Protocol - event filter
Table of contents
About events
By default, the digital twin layer will notify all consumers with read permission on a specific thing about all changes applied to the thing entity. This type of signal is also known as ‘change event’.
However, if your application prefers to only be notified upon a specific kind of events, you can apply filtering and thus help to reduce traffic load.
You can influence how much or less events you will consume on the topics you subscribed for, via connections of any type:
WebSocket
applicable for pure WebSocket connection, but also for the case you use a Java clientServer Sent Events (SSE)
applicable for Web applications using e.g. Java script for automatically retrieving updates via an HTTP connectionAMQP
Apache Kafka
MQTT
Well-tried syntax:
The logic on how to express your filtering criteria for events is very similar with the syntax for filtering at our search endpoint.
Examples:
This application is only interested in change events, which report a counter attribute greater than 10.
filter=gt(attributes/counter,10)
This application is only interested in events from things in namespace my.namespace AND which report a counter property of a feature with ID “myfeature”, with a value greater than 10.
namespaces=my.namespace&filter=gt(features/myfeature/properties/counter,10)
Restrictions
Please be aware that the at least some part of the filter might need to be URL-encoded in order to avoid ambiguous interpretations. E.g. in case your thing ID contains special characters, such as brackets (), colons :, comma , , and &, etc., these could be wrongly interpreted as a delimiter.

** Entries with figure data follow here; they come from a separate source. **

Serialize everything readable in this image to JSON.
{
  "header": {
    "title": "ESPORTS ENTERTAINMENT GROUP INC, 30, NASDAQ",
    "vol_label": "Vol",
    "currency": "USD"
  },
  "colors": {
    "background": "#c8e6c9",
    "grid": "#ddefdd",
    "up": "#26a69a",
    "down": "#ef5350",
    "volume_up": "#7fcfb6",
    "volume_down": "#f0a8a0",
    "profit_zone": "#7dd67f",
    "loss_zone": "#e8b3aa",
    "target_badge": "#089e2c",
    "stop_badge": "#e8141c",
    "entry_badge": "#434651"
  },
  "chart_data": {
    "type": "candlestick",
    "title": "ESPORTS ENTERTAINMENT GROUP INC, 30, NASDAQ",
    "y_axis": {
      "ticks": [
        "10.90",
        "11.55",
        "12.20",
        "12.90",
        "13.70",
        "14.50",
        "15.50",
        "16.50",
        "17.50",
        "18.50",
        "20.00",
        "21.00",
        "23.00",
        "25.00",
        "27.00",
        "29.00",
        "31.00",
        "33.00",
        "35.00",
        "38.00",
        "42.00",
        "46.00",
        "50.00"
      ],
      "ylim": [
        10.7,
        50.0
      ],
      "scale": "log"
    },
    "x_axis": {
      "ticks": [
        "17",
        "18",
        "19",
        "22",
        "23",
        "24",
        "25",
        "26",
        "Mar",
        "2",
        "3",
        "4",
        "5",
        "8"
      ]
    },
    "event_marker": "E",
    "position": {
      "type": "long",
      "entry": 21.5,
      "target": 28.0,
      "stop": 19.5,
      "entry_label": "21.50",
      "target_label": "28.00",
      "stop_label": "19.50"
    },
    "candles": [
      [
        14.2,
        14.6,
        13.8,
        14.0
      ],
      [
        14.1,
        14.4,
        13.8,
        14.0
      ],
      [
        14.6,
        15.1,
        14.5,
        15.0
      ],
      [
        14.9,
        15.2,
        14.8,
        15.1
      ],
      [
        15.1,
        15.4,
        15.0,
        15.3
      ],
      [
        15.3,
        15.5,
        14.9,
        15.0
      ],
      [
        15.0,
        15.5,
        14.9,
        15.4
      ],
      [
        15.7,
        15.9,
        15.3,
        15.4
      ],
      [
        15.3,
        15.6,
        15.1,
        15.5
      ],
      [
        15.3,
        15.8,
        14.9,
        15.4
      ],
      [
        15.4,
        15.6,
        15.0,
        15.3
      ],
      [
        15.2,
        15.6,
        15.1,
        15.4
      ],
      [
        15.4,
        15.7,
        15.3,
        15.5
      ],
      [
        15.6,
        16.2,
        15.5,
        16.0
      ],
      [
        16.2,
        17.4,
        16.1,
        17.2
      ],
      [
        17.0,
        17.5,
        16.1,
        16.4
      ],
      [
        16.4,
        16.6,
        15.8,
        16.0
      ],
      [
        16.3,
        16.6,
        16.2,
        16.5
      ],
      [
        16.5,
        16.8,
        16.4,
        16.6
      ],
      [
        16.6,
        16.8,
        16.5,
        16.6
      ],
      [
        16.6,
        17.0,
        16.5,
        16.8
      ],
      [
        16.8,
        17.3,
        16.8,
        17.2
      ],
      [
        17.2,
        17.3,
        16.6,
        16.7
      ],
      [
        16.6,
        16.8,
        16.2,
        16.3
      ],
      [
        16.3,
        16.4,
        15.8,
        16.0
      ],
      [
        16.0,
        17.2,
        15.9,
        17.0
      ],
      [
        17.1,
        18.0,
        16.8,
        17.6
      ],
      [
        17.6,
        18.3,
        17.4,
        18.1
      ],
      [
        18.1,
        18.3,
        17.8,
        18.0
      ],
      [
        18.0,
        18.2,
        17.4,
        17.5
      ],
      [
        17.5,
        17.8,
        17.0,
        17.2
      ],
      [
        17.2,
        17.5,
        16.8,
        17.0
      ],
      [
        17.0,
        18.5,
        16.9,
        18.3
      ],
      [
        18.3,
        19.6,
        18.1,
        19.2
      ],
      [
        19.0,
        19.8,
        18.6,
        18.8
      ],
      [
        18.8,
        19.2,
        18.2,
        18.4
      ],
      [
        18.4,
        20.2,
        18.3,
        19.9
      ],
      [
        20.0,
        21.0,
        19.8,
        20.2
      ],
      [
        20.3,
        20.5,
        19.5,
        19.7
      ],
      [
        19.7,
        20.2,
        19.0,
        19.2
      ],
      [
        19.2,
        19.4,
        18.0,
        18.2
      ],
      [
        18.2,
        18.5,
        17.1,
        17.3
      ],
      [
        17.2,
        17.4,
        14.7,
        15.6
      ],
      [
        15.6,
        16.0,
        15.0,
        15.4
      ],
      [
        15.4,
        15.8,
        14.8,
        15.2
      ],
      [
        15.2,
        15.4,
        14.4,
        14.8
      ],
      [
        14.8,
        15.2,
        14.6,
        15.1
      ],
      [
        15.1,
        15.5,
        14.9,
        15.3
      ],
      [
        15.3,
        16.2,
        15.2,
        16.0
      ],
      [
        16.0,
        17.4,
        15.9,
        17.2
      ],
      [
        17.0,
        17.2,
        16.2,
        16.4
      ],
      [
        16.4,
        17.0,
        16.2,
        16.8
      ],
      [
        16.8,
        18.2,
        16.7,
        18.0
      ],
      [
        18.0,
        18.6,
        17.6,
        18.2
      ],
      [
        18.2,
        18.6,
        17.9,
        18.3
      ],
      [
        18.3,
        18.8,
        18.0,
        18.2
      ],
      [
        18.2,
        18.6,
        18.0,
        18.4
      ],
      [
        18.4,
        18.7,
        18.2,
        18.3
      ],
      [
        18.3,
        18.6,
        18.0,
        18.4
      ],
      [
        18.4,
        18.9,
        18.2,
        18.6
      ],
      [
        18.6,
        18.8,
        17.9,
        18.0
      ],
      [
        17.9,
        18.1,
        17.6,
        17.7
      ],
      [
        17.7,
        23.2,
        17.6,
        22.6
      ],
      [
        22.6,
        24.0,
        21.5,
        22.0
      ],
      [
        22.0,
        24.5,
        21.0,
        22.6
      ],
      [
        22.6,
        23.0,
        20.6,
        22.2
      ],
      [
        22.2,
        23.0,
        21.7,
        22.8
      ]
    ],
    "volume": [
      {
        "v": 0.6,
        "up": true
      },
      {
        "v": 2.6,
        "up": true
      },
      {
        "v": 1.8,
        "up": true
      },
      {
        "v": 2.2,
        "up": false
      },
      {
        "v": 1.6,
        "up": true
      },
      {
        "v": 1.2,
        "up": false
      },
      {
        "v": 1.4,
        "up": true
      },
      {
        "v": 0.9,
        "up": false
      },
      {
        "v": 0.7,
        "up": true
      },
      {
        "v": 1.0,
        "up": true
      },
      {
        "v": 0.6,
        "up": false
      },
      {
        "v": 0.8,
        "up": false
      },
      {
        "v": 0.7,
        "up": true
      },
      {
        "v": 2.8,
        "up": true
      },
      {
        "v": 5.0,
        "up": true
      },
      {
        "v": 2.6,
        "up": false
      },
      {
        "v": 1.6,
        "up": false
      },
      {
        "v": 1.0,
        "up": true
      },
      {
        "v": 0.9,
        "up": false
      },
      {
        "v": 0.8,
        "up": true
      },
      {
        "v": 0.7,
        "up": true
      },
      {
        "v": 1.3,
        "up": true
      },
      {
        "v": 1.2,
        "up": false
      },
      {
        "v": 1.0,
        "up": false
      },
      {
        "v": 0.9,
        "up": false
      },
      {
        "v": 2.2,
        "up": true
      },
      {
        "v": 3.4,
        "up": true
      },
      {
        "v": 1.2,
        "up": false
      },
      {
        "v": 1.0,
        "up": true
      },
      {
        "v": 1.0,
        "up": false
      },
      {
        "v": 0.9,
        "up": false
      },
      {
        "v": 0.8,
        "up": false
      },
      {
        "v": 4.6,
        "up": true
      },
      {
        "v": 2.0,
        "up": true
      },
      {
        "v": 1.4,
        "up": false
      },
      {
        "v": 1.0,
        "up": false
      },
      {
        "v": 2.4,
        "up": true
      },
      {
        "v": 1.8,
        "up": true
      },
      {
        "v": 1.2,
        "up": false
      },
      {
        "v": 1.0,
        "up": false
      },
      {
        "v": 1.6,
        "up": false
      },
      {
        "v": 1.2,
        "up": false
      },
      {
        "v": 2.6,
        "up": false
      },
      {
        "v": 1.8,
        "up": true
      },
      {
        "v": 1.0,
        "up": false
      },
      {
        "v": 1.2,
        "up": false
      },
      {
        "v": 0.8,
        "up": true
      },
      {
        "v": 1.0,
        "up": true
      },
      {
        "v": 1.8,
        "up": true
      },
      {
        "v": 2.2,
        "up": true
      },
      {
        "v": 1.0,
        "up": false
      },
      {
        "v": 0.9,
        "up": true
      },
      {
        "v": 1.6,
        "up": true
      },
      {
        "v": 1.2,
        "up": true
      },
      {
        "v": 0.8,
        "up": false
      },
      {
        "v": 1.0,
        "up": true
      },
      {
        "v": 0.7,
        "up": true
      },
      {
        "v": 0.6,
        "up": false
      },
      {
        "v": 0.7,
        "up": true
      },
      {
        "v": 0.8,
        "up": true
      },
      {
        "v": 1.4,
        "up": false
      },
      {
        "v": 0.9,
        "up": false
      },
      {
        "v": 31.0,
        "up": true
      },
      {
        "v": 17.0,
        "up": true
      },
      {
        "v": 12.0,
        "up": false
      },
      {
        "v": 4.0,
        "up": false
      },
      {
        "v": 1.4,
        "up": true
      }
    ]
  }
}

In doubt, we strongly recommend encoding the complete filter.
Quote form Eclipse Ditto
All filters are specified in an URL query format, therefore their values should be URL encoded before sending them to the backend. The equal = and the ampersand & character must be encoded in any RQL filter!
Namespace selection
Example - events concerning things within one of the specific namespaces
namespaces=com.bosch.si,my.namespace
Deviating from the namespace filtering concept for search, as soon as we are talking about events and you omit this type of selection, you will retrieve events of things of any namespace, as long as you have permission to read the resource.
The permissions is commonly defined by the thing owner in form of the policy associated to the thing entity.
RQL filter
See details at Search > Parameters and operations for all Relational operators and Logical operators.
When using a negating expression, such as not or ne, (not equal) please keep in mind that you might experience a longer time to get the response. Compared to other search operators we observed longer response times ourselves.
Example
Find a vivid example on how to mock applications and experience the filtering in Eclipse Ditto’s blog post section > Selective push notifications available.